Fin février, l’ARCEP avait indiqué avoir reçu les dossiers des quatre opérateurs français participant à la procédure d’attribution des fréquences 5G de la bande 3,4 ‑ 3,8 GHz en France métropolitaine. Après cela, le gendarme des télécoms devait les étudier afin de s’assurer de leur conformité. Sauf surprise, les quatre opérateurs devaient donc se voir attribuer un bloc de 50 MHz chacun. 

Ensuite, la deuxième partie de la procédure reposant sur des enchères financières et permettant d’attribuer le reste du spectre, c’est-à-dire 110 MHz (par bloc de 10MHz), était prévue pour mi-avril. L’objectif était de pouvoir délivrer les autorisations d’utilisation au plus tard en juin 2020 pour un lancement commercial à partir de l’été. 

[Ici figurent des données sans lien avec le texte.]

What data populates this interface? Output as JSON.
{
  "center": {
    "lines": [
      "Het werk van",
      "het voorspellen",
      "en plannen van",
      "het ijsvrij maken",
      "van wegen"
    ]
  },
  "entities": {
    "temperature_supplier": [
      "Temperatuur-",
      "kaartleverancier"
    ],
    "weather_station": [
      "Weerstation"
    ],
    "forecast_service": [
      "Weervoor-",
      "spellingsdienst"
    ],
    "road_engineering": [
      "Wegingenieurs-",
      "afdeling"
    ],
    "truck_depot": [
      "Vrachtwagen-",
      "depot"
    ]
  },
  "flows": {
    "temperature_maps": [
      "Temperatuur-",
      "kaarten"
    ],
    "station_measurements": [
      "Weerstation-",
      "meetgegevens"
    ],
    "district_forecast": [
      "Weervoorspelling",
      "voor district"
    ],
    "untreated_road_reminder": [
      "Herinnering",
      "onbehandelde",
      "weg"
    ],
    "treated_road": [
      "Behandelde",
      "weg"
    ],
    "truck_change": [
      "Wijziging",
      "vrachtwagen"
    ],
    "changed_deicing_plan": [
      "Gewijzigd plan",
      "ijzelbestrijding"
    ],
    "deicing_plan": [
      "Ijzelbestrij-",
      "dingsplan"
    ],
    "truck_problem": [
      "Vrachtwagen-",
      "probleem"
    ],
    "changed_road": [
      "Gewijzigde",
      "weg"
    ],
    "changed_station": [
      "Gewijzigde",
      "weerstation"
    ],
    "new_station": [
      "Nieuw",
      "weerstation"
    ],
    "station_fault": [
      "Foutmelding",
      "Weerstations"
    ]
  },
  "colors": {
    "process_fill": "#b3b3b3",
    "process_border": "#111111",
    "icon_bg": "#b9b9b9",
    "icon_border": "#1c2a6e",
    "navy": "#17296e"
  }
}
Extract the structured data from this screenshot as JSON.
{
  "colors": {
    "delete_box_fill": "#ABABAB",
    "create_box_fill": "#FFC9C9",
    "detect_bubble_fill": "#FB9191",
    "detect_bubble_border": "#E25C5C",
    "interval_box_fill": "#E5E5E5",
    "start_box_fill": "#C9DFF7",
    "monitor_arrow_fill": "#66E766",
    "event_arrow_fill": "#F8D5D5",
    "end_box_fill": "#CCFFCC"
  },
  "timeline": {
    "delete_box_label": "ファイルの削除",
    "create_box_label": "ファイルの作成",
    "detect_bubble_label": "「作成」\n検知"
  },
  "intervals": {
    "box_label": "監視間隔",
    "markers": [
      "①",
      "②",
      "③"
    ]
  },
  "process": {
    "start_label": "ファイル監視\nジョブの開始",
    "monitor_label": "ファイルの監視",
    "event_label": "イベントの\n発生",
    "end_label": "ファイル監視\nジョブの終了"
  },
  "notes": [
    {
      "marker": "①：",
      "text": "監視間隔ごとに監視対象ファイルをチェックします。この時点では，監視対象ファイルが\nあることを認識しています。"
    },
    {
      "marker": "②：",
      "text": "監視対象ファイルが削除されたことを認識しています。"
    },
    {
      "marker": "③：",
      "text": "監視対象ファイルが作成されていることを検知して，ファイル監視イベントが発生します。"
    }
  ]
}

Cependant, le calendrier risque d’être bouleversé puisque selon les informations des Echos, cette deuxième partie des enchères va devoir être reportée en raison de l’épidémie de Coronavirus. Le lancement commercial de la 5G en France risque donc aussi d’être retardé. L’ARCEP a expliqué « étudier différents scénarios de reports pour être prêts le moment venu. Mais compte tenu des mesures de confinement actuelles, nous ne saurons pas les organiser mi-avril ».